Harley-Davidson Low Rider

The original Low Rider was based on the mount first introduced to the world in 1977 in Daytona Beach. This new iteration of the Low Rider sources Harley’s rubber-mounted, air-cooled Twin Cam 103 fed by Electronic Sequential Port Fuel Injection – with the previous edition utilizing H-D’s Twin Cam 96. The Dyna chassis is suspended by 49mm forks and twin shocks out back, both of which come with tri-rate springs. It rolls on classically-designed five-spoke cast aluminum wheels finished in wrinkle black with diamond-cut highlights. The vintage wheels are wrapped with new Michelin Scorcher rubber and a beefy chrome 2-into-1 exhaust exhales spent gasses in Harley’s characteristically throaty tone.

The Low Rider’s ergonomics were a primary focus for Harley’s design team, and are the area in which the new machine stands out most from its Dyna brethren. Paul Weiss served as lead engineer on the Low Rider project and worked to optimize comfort for riders anywhere between 5’1” and 6’1”.

“We wanted the new Low Rider to offer an expanded comfort envelope, and worked in three stages toward that goal,” said Weiss. “We started with live feedback from riders of all sizes, and then employed Pro/Engineer computer simulations of posture and riding positions to project the best locations for rider controls.

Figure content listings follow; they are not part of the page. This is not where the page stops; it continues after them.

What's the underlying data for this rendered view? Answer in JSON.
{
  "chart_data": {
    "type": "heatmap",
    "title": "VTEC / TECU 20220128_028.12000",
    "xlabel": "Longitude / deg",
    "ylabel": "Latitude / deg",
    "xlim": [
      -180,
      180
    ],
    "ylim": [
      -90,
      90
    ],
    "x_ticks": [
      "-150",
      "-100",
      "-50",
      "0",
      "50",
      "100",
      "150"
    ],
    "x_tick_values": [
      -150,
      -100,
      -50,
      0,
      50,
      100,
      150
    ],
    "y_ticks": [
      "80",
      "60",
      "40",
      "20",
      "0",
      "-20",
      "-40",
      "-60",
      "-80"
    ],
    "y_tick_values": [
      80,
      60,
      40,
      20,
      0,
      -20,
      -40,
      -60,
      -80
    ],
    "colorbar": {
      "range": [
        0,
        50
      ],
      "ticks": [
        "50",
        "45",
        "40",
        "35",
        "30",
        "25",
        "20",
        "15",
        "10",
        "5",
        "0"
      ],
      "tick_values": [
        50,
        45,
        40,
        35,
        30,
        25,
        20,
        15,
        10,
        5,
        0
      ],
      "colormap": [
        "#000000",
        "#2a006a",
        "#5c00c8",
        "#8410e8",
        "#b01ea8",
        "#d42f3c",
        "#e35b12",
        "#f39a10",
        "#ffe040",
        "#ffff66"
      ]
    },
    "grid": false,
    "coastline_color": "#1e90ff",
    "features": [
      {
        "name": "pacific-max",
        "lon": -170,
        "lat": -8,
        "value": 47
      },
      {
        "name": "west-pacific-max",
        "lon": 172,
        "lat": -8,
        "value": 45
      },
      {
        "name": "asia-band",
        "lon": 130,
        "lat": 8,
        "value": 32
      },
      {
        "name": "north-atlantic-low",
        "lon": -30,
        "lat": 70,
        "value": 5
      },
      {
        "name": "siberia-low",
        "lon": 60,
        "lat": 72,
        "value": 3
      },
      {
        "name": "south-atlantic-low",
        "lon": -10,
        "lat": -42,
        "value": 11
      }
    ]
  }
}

“We next had to design solutions we could put into production. Inspired by the idea that you’d adjust a car seat to meet the controls, we devised the two-position Low Rider seat that can move the rider forward or backward 1.5 inches. By next adding handlebar adjustability, we were able to accommodate the riders in our defined comfort envelope. The final change was relocating the footpegs two inches forward of the previous Dyna mid-mount position.”

The handlebar risers provide 2.4 inches of adjustment and seat height is 26.8 inches.

Styling touches include a chrome-plated battery box and rear fender strut, a polished front end, suspended front headlight and custom ignition switch located on the left side of the motorcycle. ABS and the H-D Smart Security System are available as options, and some markets will also be able to choose chrome, steel-laced wheels as well.
There will be three colorways available, a Vivid Black (MSRP $14,199), two-tone Brilliant Silver/Vivid Black and two-tone Amber Whiskey/Vivid Black. Two-tone color options are priced at $14,929.